The World Bank estimates that rising food prices will push an additional six million Nigerians into poverty, urging the government to focus on short-term welfare policies.
The Washington-based institution stated this in its latest report titled ‘COVID-19 in Nigeria: Frontline Data and Pathways for Policy’.
The World Bank estimated in June that rising prices alone would push an estimated 7 million Nigerians into poverty by 2020, without considering the direct impacts of COVID-19.
The effects of the COVID-19 pandemic, according to the World Bank, have put Nigerian households’ food security in jeopardy.
“The rise in prices witnessed between June 2020 and June 2021 alone could push another six million Nigerians into poverty, with urban areas being disproportionately affected. This underscores the need for short-term policies to support welfare,” the report reads.
“The simple simulations suggest that the share of Nigerians living below the national poverty line could have increased from 40.1 percent to 42.8 percent due to the food price inflation witnessed between June 2020 and June 2021.
“This means about 5.6 million additional Nigerians would be living in poverty. While food price inflation would decrease purchasing power and raise poverty across Nigeria, it appears that urban areas could be disproportionately affected.
“In 2018/19, about 16 percent of poor Nigerians were urban dwellers. Yet among those who would be newly impoverished by the increase in food prices between June 2020 and June 2021, around 27 percent would be from urban areas.
“Nevertheless, poverty in Nigeria is set to remain a primarily rural phenomenon, with or without rising food prices.”

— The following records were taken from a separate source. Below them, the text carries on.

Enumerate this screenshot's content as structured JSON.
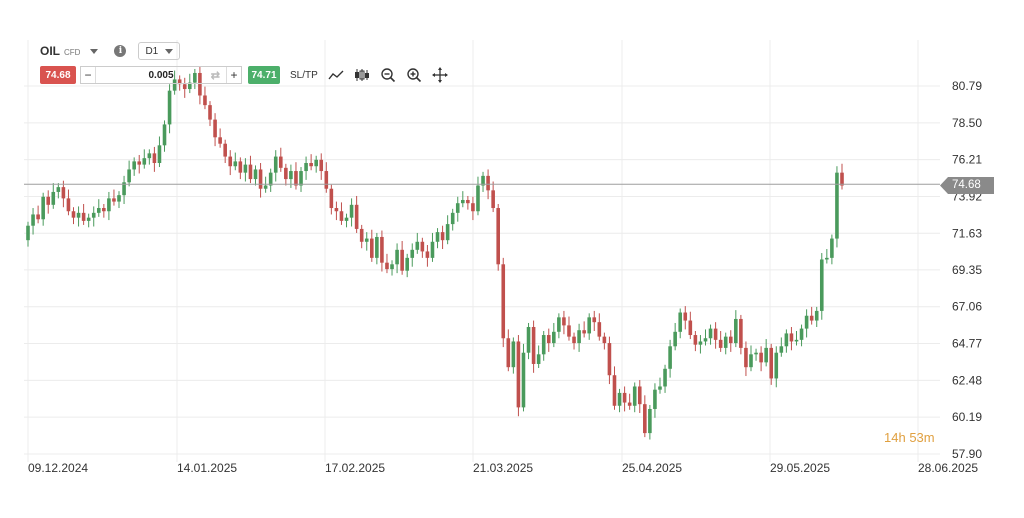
{
  "toolbar": {
    "symbol": "OIL",
    "instrument_type": "CFD",
    "timeframe": "D1",
    "bid": "74.68",
    "ask": "74.71",
    "quantity": "0.005",
    "minus": "−",
    "plus": "+",
    "sltp": "SL/TP",
    "info": "i"
  },
  "countdown": {
    "hours": "14",
    "h_unit": "h",
    "minutes": "53",
    "m_unit": "m"
  },
  "colors": {
    "up": "#4a9a5c",
    "down": "#c0504d",
    "grid": "#ececec",
    "price_line": "#9e9e9e",
    "timer": "#e0a040"
  },
  "chart_data": {
    "type": "candlestick",
    "title": "",
    "y_ticks": [
      "80.79",
      "78.50",
      "76.21",
      "73.92",
      "71.63",
      "69.35",
      "67.06",
      "64.77",
      "62.48",
      "60.19",
      "57.90"
    ],
    "x_ticks": [
      "09.12.2024",
      "14.01.2025",
      "17.02.2025",
      "21.03.2025",
      "25.04.2025",
      "29.05.2025",
      "28.06.2025"
    ],
    "current_price": "74.68",
    "ylim": [
      57.9,
      81.5
    ],
    "grid": true,
    "closes": [
      72.1,
      72.8,
      72.5,
      73.9,
      73.4,
      74.2,
      74.5,
      73.8,
      73.0,
      72.6,
      72.9,
      72.4,
      72.6,
      72.9,
      73.2,
      73.0,
      73.8,
      73.6,
      74.0,
      74.8,
      75.6,
      76.1,
      75.9,
      76.3,
      76.6,
      76.0,
      77.1,
      78.4,
      80.5,
      81.2,
      80.9,
      80.6,
      81.0,
      81.6,
      80.2,
      79.6,
      78.7,
      77.6,
      77.2,
      76.4,
      75.8,
      76.1,
      75.4,
      75.9,
      75.0,
      75.6,
      74.4,
      74.6,
      75.4,
      76.4,
      75.7,
      75.0,
      75.5,
      74.6,
      75.5,
      76.0,
      75.8,
      76.2,
      75.5,
      74.4,
      73.2,
      73.0,
      72.4,
      72.6,
      73.4,
      71.9,
      71.1,
      71.3,
      70.1,
      71.4,
      69.8,
      69.4,
      69.7,
      70.6,
      69.3,
      70.1,
      70.6,
      71.1,
      70.5,
      70.1,
      71.1,
      71.7,
      71.2,
      72.2,
      72.9,
      73.5,
      73.7,
      73.5,
      73.0,
      74.6,
      75.2,
      74.3,
      73.2,
      69.7,
      65.1,
      63.3,
      64.9,
      60.8,
      64.2,
      65.8,
      63.5,
      64.1,
      65.3,
      64.8,
      65.5,
      66.4,
      65.9,
      65.2,
      64.8,
      65.6,
      65.4,
      66.4,
      66.1,
      65.2,
      64.8,
      62.8,
      60.9,
      61.7,
      61.1,
      60.9,
      62.1,
      61.0,
      59.2,
      60.7,
      61.9,
      62.1,
      63.2,
      64.6,
      65.5,
      66.7,
      66.2,
      65.3,
      64.7,
      64.9,
      65.1,
      65.7,
      65.0,
      64.5,
      65.2,
      64.8,
      66.3,
      64.5,
      63.3,
      64.1,
      64.2,
      63.6,
      64.5,
      62.6,
      64.2,
      64.6,
      65.4,
      64.9,
      65.0,
      65.7,
      66.5,
      66.2,
      66.8,
      70.0,
      70.1,
      71.3,
      75.4,
      74.6
    ],
    "opens": [
      71.2,
      72.1,
      72.8,
      72.5,
      73.9,
      73.4,
      74.2,
      74.5,
      73.8,
      73.0,
      72.6,
      72.9,
      72.4,
      72.6,
      72.9,
      73.2,
      73.0,
      73.8,
      73.6,
      74.0,
      74.8,
      75.6,
      76.1,
      75.9,
      76.3,
      76.6,
      76.0,
      77.1,
      78.4,
      80.5,
      81.2,
      80.9,
      80.6,
      81.0,
      81.6,
      80.2,
      79.6,
      78.7,
      77.6,
      77.2,
      76.4,
      75.8,
      76.1,
      75.4,
      75.9,
      75.0,
      75.6,
      74.4,
      74.6,
      75.4,
      76.4,
      75.7,
      75.0,
      75.5,
      74.6,
      75.5,
      76.0,
      75.8,
      76.2,
      75.5,
      74.4,
      73.2,
      73.0,
      72.4,
      72.6,
      73.4,
      71.9,
      71.1,
      71.3,
      70.1,
      71.4,
      69.8,
      69.4,
      69.7,
      70.6,
      69.3,
      70.1,
      70.6,
      71.1,
      70.5,
      70.1,
      71.1,
      71.7,
      71.2,
      72.2,
      72.9,
      73.5,
      73.7,
      73.5,
      73.0,
      74.6,
      75.2,
      74.3,
      73.2,
      69.7,
      65.1,
      63.3,
      64.9,
      60.8,
      64.2,
      65.8,
      63.5,
      64.1,
      65.3,
      64.8,
      65.5,
      66.4,
      65.9,
      65.2,
      64.8,
      65.6,
      65.4,
      66.4,
      66.1,
      65.2,
      64.8,
      62.8,
      60.9,
      61.7,
      61.1,
      60.9,
      62.1,
      61.0,
      59.2,
      60.7,
      61.9,
      62.1,
      63.2,
      64.6,
      65.5,
      66.7,
      66.2,
      65.3,
      64.7,
      64.9,
      65.1,
      65.7,
      65.0,
      64.5,
      65.2,
      64.8,
      66.3,
      64.5,
      63.3,
      64.1,
      64.2,
      63.6,
      64.5,
      62.6,
      64.2,
      64.6,
      65.4,
      64.9,
      65.0,
      65.7,
      66.5,
      66.2,
      66.8,
      70.0,
      70.1,
      71.3,
      75.4
    ]
  }
}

The report said that coverage of social protection programs remained low throughout the COVID-19 crisis.
It stated that between March 2020 and March 2021, only 4% of households received cash assistance from the federal, state, or local governments.
According to the World Bank, this figure was significantly lower than what would be required to counteract the crisis’s widening and deepening of poverty.
While many schools have reopened across Nigeria, learning that was lost during the COVID-19 crisis must still be recovered, and some children have not returned to school, the report added.
The report suggested three immediate priorities that could provide the bedrock for recovery.
“First, rolling out vaccines quickly and equitably should reduce the direct health threat posed by the virus,” the report reads.
“Second, it will be essential to help children remediate the learning losses incurred during the pandemic – by getting them back to school or by finding low-tech remote solutions that work for the poor where this is not possible.
“Third, expanding social protection could provide short-term relief for the welfare losses Nigerian households are currently facing.”